All exam check session are going to happen at the CSBD (Pfotenhauerstr. 108) in the rooms of the Professorship.

**Registration to the course**

For students of the Master program "Computational Modeling and Simulation: via CampusNet SELMA

For students of the Computer Science programs: via jExam

Teachers

Lecture: Prof. Ivo F. Sbalzarini & Dr.

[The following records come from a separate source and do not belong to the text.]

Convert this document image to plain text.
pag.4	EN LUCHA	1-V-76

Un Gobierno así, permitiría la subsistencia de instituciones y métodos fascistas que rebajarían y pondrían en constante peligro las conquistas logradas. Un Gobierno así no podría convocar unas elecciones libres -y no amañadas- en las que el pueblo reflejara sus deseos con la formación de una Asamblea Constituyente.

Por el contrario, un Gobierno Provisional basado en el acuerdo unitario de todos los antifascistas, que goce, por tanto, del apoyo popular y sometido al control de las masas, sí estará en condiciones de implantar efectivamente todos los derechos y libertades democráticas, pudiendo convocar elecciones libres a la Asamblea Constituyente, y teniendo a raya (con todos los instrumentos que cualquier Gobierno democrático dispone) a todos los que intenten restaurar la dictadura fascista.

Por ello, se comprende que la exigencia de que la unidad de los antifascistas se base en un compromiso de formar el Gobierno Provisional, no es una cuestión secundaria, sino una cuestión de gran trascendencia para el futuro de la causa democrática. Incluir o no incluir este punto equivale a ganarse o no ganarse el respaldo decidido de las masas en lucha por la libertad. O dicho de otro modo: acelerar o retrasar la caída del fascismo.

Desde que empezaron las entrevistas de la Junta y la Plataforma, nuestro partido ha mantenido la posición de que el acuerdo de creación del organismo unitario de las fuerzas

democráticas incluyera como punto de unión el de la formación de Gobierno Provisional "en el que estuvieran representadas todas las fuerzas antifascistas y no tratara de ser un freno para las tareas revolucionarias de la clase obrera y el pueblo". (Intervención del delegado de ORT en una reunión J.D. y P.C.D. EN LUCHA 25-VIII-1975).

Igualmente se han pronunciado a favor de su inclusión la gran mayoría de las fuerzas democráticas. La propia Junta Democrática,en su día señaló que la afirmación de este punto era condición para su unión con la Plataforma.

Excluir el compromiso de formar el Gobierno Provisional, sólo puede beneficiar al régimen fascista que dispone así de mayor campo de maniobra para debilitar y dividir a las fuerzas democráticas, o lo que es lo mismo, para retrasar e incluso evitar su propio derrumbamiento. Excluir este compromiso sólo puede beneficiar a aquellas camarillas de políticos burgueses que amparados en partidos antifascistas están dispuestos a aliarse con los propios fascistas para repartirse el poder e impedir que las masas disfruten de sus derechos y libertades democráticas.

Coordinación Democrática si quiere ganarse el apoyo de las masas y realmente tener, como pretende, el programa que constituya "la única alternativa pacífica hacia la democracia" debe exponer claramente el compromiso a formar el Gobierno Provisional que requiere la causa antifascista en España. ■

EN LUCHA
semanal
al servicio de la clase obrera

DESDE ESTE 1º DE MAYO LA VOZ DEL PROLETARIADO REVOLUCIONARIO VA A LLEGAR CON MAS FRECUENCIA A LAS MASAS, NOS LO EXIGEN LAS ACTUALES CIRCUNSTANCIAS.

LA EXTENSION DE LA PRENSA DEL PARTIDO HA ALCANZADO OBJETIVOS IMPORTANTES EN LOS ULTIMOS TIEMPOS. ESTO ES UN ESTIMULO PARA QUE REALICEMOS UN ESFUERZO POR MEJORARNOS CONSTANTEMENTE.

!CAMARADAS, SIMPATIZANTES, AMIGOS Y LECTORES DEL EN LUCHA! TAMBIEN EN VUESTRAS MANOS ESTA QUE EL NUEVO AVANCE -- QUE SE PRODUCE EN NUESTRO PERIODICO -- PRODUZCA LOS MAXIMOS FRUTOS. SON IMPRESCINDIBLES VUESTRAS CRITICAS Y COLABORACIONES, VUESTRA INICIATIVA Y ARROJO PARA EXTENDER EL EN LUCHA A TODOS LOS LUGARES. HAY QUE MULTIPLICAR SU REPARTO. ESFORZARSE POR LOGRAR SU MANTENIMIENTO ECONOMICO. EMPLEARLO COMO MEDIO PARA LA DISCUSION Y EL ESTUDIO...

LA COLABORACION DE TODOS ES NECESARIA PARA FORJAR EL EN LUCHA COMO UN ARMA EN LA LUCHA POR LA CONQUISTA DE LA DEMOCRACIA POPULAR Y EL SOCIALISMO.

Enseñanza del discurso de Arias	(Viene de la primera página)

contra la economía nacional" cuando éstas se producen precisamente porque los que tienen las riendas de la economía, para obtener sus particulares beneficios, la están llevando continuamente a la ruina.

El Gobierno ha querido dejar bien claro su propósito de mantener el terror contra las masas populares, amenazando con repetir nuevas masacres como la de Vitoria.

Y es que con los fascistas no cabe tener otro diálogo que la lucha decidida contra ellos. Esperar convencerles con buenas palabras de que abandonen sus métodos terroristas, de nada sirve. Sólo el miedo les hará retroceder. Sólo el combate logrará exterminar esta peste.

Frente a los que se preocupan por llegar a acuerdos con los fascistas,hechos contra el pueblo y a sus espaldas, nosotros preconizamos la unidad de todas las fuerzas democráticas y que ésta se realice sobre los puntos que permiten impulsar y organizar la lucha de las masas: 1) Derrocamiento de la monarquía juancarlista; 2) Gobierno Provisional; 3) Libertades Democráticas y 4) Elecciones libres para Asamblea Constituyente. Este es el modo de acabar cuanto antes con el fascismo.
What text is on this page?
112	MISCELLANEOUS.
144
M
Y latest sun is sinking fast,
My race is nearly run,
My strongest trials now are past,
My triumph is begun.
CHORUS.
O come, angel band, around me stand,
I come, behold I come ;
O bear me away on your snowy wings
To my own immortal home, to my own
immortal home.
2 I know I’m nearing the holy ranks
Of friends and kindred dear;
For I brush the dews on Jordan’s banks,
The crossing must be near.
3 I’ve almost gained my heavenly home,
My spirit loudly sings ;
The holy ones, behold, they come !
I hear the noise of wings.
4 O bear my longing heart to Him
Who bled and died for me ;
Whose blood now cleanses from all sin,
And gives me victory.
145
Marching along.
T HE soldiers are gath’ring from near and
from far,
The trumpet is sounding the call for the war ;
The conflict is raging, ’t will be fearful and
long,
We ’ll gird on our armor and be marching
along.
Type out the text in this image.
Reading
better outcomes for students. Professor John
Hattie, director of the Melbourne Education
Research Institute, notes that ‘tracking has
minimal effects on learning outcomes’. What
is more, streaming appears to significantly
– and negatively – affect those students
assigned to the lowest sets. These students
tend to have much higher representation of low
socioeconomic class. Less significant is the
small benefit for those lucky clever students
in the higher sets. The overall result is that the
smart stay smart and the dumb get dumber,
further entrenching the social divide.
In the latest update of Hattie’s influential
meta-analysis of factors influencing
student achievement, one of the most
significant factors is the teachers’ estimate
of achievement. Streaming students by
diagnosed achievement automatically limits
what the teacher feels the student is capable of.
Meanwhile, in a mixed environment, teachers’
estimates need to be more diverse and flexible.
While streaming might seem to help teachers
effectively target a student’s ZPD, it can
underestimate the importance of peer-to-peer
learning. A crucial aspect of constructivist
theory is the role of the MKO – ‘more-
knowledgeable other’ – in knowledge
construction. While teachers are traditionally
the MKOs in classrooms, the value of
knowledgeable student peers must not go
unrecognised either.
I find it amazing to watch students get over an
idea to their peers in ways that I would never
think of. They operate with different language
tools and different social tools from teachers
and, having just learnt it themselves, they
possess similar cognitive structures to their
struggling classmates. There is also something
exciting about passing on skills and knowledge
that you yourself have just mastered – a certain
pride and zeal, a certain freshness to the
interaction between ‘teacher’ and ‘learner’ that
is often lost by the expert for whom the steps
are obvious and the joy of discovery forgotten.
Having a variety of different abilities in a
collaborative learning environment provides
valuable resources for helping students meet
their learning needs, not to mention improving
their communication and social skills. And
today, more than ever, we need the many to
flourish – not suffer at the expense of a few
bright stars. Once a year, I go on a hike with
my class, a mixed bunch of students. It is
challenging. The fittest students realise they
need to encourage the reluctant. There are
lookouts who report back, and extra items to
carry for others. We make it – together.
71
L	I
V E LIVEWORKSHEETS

Christoph Zechner

Exercises: David Gonzales

**Teaching language:** ENGLISH

Lecture notes are available as PDF here.

Below is the weekly syllabus and the exercise/solution handouts:

- Lecture 1 (Sbalzarini) - Probability refresher, conditional probabilities, Bayes' rule, random variables, discrete and continuous probability distributions, scale-free distributions (Exercise 01 PDF, Solution 01 PDF, Solution Jupyter Notebook)
- Lecture 2 (Sbalzarini) - transformation of random variables, pseudo- and quasi-random numbers, low discrepancy sequences, transformation algorithms: inversion, Box-Muller, accept-reject method, composition-rejection method (Exercise 02 PDF, Solution 02 PDF, Solution Jupyter Notebook)
- Lecture 3 (Sbalzarini) - Discrete-time stochastic processes, discrete Markov chains and their matrix (Exercise 03 PDF, Solution 03 PDF, Solution Jupyter Notebook)
- Lecture 4 (Sbalzarini) - Law of large numbers, Monte Carlo methods, example: MC integration, importance sampling (Exercise 04 PDF, Solution 04 PDF, Solution Jupyter Notebook)
- Lecture 5 (Zechner) - Monitoring variance, variance reduction (Exercise 05 PDF, Solution 05 PDF, Solution Jupyter Notebook)
- Lecture 6 (Zechner) - Rao-Blackwell, Markov Chain Monte Carlo (MCMC), detailed balance, convergence criteria, acceleration methods (Exercise 06 PDF, Solution 06 PDF, Solution Jupyter Notebook)
- Lecture 7 (Zechner) - Classic MCMC samplers 1: Gibbs sampling (Exercise 07 PDF, Solution 07 PDF, Solution Jupyter Notebook)
- Lecture 8 (Zechner) - Classic MCMC samplers 2: Metropolis-Hastings, convergence dagnostics, stopping conditions (Exercise 08 PDF)
- Lecture 9 (Sbalzarini) - Monte-Carlo optimization: stochastic gradient descent, simulated annealing, evolution strategies, CMA-ES
- Lecture 10 (Zechner) - Random Walks, Brownian motion in 1,2,3,n-dim, connection to diffusion, continuum limit of random walks
- Lecture 11 (Zechner) - Stochastic calculus, Ito calculus, Ornstein-Uhlenbeck process (analytical)
- Lecture 12 (Sbalzarini) - numerical methods for SDE: Euler-Maruyama, Milstein, strong and weak convergence
- Lecture 13 (Zechner) - Master equation, Fokker-Planck, Kolmogorov forward, Example: chemical kinetics
- Lecture 14 (Sbalzarini) - Graphical representation and classification of reaction networks, exact stochastic simulation algorithms: first-reaction method, direct method.

**Suggested Literature**

Feller - an introduction to probability theory and its applications, Wiley+Sons, 1957.

Robert & Casella - Monte Carlo statistical methods, Springer, 2004.